A mí me tomó tres años escucharla, y creo que en parte fue por mi manía de creer que Dios se complica mucho a la hora de presentarse en nuestras vidas. Pero son experiencias como éstas las que me llevan cada vez más al convencimiento de que Dios está en lo simple, lo casi invisible, lo que muchos desecharían por insignificante. Es ahí donde más está Dios.

Basilia no nos dijo “hola” al entrar a su casa, nos dijo: “Como verán soy una persona humilde de bienes, pero también soy una persona humilde de corazón.”

Y yo hoy espero, rezo y quiero que el sonido de su voz diciendo ésto se quede conmigo por muchísimos años más. Porque estoy convencida de que ahí está el secreto de la felicidad, la razón de porqué, a pesar de que se podría decir que no tienen nada, una vez que estás ahí, puedes llegar a la conclusión de que sí, no tienen nada, pero que a la vez… lo tienen todo, lo tienen a Dios.

Yo soy una misionera en esta tierra 

Termino con mi párrafo favorito del Evangelii Gaudium de Francisco, porque antes de estas misiones, cuando el mundo me aturdía con sus problemas y conflictos, no lograba encontrar algo para sentirme mejor.

Y hoy, me gusta pensar en la idea de que yo, junto a unos cuantos amigos más, pudimos descubrir que una vez que el mundo quiere quitarme la paz, puedo parar todo y recordar que aunque dentro de mí hayan inseguridades y miedos, en el corazón llevo esta valentía de saber que «Yo soy una misión en esta tierra, y para eso estoy en este mundo», consecuencia del amor infinito e incomprensible de Dios, presente en la melodía que escucho cada vez que hago silencio, y recuerdo el sonido que producen unos árboles que hay en Buena Vista, como consecuencia del fuerte viento.
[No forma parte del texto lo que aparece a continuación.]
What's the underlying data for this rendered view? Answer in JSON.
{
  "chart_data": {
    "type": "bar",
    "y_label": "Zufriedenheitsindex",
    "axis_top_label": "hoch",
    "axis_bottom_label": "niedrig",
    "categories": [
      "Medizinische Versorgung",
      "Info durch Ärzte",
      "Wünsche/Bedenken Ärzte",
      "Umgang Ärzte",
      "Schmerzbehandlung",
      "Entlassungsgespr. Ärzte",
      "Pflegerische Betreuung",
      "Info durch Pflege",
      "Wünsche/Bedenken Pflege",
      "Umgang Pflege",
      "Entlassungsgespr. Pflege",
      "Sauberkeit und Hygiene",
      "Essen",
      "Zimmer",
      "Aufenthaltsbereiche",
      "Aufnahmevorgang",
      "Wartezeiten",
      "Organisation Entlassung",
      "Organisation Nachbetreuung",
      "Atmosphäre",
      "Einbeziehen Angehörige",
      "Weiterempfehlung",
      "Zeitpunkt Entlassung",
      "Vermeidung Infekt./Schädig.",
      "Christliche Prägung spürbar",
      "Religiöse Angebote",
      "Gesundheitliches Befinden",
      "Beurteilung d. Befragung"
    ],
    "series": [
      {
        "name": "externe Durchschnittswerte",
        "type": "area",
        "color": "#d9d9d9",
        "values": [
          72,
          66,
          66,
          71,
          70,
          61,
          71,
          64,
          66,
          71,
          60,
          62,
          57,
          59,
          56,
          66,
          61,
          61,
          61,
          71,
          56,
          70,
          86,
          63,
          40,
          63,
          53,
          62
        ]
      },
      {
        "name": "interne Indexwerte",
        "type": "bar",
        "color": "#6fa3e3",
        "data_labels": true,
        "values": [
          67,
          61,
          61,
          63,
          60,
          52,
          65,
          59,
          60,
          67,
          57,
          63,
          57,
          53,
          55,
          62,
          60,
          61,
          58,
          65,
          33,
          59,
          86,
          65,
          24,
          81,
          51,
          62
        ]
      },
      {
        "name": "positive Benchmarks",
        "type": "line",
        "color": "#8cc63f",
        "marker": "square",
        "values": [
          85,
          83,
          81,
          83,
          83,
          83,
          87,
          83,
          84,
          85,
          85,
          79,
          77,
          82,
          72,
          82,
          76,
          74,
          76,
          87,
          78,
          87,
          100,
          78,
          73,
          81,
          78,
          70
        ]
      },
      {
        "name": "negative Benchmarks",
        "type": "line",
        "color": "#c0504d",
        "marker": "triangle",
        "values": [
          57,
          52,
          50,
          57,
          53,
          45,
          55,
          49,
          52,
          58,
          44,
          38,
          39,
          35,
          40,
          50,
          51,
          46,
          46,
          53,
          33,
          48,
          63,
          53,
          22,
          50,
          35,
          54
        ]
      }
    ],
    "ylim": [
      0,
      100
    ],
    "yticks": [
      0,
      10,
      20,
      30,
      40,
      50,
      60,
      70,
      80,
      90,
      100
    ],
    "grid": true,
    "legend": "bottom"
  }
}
«La misión en el corazón del pueblo no es una parte de mi vida, o un adorno que me puedo quitar; no es un apéndice o un momento más de la existencia. Es algo que yo no puedo arrancar de mi ser si no quiero destruirme. Yo soy una misión en esta tierra, y para eso estoy en este mundo. Hay que reconocerse a sí mismo como marcado a fuego por esa misión de iluminar, bendecir, vivificar, levantar, sanar, liberar. Allí aparece la enfermera de alma, el docente de alma, el político de alma, esos que han decidido a fondo ser con los demás y para los demás. Pero si uno separa la tarea por una parte y la propia privacidad por otra, todo se vuelve gris y estará permanentemente buscando reconocimientos o defendiendo sus propias necesidades. Dejará de ser pueblo» Evangelii Gaudium, 273.